To ensure that the fire doesn’t get out of hand, the burns are conducted by fire experts, who carefully manage and study the blaze. Additionally, prescribed burns only take place under ideal conditions. This is particularly important in an area like Yosemite National Park, as wildfires in California are all too common.
Yosemite National Park Preparing for ‘Potential’ Prescribed Burn
As Yosemite expects rainfall in the coming days, park officials are preparing to conduct a prescribed burn beginning on Sunday, October 23. In a news release, the National Parks Service explained that it will take place “along Southside Drive in Yosemite Valley.”
“There are multiple piles located near El Capitan Crossover that, if conditions allow, burning may occur there first,” they continued. “Depending on continued permissible conditions, burning may extend from El Capitan Crossover toward Sentinel Beach.”

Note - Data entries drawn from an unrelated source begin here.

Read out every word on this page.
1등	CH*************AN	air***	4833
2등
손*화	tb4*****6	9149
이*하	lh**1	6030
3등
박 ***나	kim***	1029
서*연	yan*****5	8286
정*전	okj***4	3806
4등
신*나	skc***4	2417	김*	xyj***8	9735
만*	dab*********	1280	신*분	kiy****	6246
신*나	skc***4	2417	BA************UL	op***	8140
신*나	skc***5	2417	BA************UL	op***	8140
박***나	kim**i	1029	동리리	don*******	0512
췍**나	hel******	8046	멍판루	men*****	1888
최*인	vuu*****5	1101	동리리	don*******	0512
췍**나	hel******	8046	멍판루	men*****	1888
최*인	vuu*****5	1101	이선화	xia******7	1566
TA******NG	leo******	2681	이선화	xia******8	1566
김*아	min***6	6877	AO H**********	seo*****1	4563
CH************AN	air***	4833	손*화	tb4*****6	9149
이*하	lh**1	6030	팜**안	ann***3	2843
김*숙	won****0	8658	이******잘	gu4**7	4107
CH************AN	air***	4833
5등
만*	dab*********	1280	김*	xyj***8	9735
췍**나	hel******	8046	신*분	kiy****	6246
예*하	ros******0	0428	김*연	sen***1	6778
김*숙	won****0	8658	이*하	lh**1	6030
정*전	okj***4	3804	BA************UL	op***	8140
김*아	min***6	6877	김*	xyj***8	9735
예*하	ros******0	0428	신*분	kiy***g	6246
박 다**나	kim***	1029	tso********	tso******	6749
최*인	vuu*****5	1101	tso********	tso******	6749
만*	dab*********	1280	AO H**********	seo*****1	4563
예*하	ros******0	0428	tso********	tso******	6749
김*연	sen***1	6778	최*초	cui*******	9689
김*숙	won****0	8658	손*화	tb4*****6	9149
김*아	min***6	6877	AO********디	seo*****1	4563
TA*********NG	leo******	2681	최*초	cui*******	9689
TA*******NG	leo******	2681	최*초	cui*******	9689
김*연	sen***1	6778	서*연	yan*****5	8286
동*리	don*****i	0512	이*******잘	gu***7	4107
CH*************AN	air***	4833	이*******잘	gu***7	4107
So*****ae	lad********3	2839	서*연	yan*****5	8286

The NPS also warned that traffic closures may occur, in addition to trail closures, if they move forward with the burning. Though smoke will be present during and after the burn, Yosemite National Park will remain open. Once the burning is complete, the roads and trails will re-open.
“Burning under favorable conditions helps to create a healthier forest and lowers the risk of more dangerous fires in the future,” the NPS said. “Native plants benefit and invasive ones are more controlled.”
‘Burn Boss’ Explains Importance of Prescribed Burns
Behind every prescribed burn, such as the one in Yosemite National Park, is a “burn boss”. This is a professional qualified to create intentional blazes to manage and restore forest and prairie ecosystems.
The burn boss is tasked with planning when and where to create the fire. In addition, he or she must manage it safely and effectively. And though they have a team of firefighters working alongside them, the bulk of the responsibility rests on the burn boss’ shoulders.
It can be a high-stress job. But burn boss Elliot Medina understands the importance of prescribed burns for our favorite natural spaces. “Fire wakes up the native seed bank and native vegetation that lives at a site,” Medina explained to Forest Preserves of Cook County. “Just that little boost by fire it can begin to thrive again.”